Bandbreiten sind in WAN begrenzt, können Kosten verursachen und werden zeitlich variieren.
Aus Netzwerk-Perspektive sind RPC (remote procedure calls) immernoch eine teure Angelegenheit. RPC-Frameworks verschleiern den relativ hohen Aufwand, der bei Methodenaufrufen über Systemgrenzen hinweg entsteht, gerade dafür sind sie ja gemacht. In einem WAN kann dann der unreflektierte Einsatz von RPC zu substantiellen Problemen führen.
Rolle der Proxies und Reverse Proxies
Proxies arbeiten auf den OSI-Schichten 5-7. Sie optimieren Kommunikation, indem sie Kommunikationsprotokolle und zum Teil auch die Nutzdaten analysieren und "intelligent" reagieren. Daneben können sie für Querschnittsaufgaben eingesetzt werden, dazu zählen beispielsweise Caching von Daten, Contentfilter- und Loggingfunktionen. Proxy-taugliche Clients können in verteilten Umgebungen erheblich zur Entlastung der Netzwerkressourcen beitragen und sind gegebenenfalls für den Einsatz mit einem Proxy auszulegen. Ein Client ist proxytauglich, wenn er das Protokoll des verwendeten Proxy beherrscht. Populäre Standards sind HTTP-Proxy- und SOCKS-Protokolle.

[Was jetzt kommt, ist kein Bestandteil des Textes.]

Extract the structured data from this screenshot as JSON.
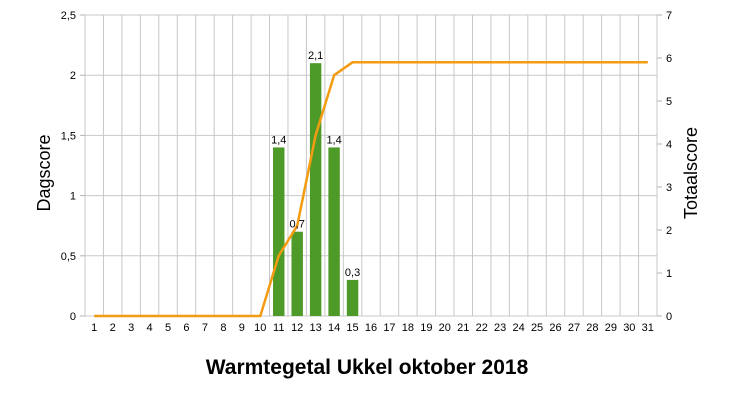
{
  "chart_data": {
    "type": "bar+line",
    "title": "Warmtegetal Ukkel oktober 2018",
    "ylabel_left": "Dagscore",
    "ylabel_right": "Totaalscore",
    "ylim_left": [
      0,
      2.5
    ],
    "ylim_right": [
      0,
      7
    ],
    "left_ticks": [
      "0",
      "0,5",
      "1",
      "1,5",
      "2",
      "2,5"
    ],
    "right_ticks": [
      "0",
      "1",
      "2",
      "3",
      "4",
      "5",
      "6",
      "7"
    ],
    "categories": [
      "1",
      "2",
      "3",
      "4",
      "5",
      "6",
      "7",
      "8",
      "9",
      "10",
      "11",
      "12",
      "13",
      "14",
      "15",
      "16",
      "17",
      "18",
      "19",
      "20",
      "21",
      "22",
      "23",
      "24",
      "25",
      "26",
      "27",
      "28",
      "29",
      "30",
      "31"
    ],
    "grid": true,
    "series": [
      {
        "type": "bar",
        "axis": "left",
        "color": "#4e9a28",
        "values": [
          0,
          0,
          0,
          0,
          0,
          0,
          0,
          0,
          0,
          0,
          1.4,
          0.7,
          2.1,
          1.4,
          0.3,
          0,
          0,
          0,
          0,
          0,
          0,
          0,
          0,
          0,
          0,
          0,
          0,
          0,
          0,
          0,
          0
        ],
        "labels": [
          "",
          "",
          "",
          "",
          "",
          "",
          "",
          "",
          "",
          "",
          "1,4",
          "0,7",
          "2,1",
          "1,4",
          "0,3",
          "",
          "",
          "",
          "",
          "",
          "",
          "",
          "",
          "",
          "",
          "",
          "",
          "",
          "",
          "",
          ""
        ]
      },
      {
        "type": "line",
        "axis": "right",
        "color": "#f39c12",
        "values": [
          0,
          0,
          0,
          0,
          0,
          0,
          0,
          0,
          0,
          0,
          1.4,
          2.1,
          4.2,
          5.6,
          5.9,
          5.9,
          5.9,
          5.9,
          5.9,
          5.9,
          5.9,
          5.9,
          5.9,
          5.9,
          5.9,
          5.9,
          5.9,
          5.9,
          5.9,
          5.9,
          5.9
        ]
      }
    ]
  }
}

Reverse Proxies arbeiten ebenfalls auf den OSI-Schichten 5-7. Sie nehmen Anfragen von Clients entgegen, analysieren Protokoll- und Nutzdaten und leiten die Anfrage an passende Server weiter. Aus Clientsicht ist ein Reverse Proxy damit ein einheitlicher Zugriffspunkt auf mehrere Server, die zumeist über URL-Bestandteile adressiert werden. Daneben kann ein Reverse Proxy für Querschnittsaufgaben eingesetzt werden, dazu zählen beispielsweise Loadbalancing, Caching von Daten, Terminierung der Verschlüsselung, Authentifizierung und Datentransformation. Eine Anwendung ist Reverse Proxy tauglich, wenn sie die URL-Bestandteile zur Adressierung der einzelnen Dienste protokollgerecht benutzt. Speziell für statisches und dynamisches HTML bedeutet dies konkret, dass die URLs des eigenen Dienstes grundsätzlich relativ (statt absolut) zu formulieren sind, eine Regel, die ohnehin als best practice anzusehen ist. Clientseitig dynamisch erstellte URLs (zum Beispiel mit der Hilfe AJAX-Frameworks) sind entsprechend kritisch und im Einzelfall zu würdigen.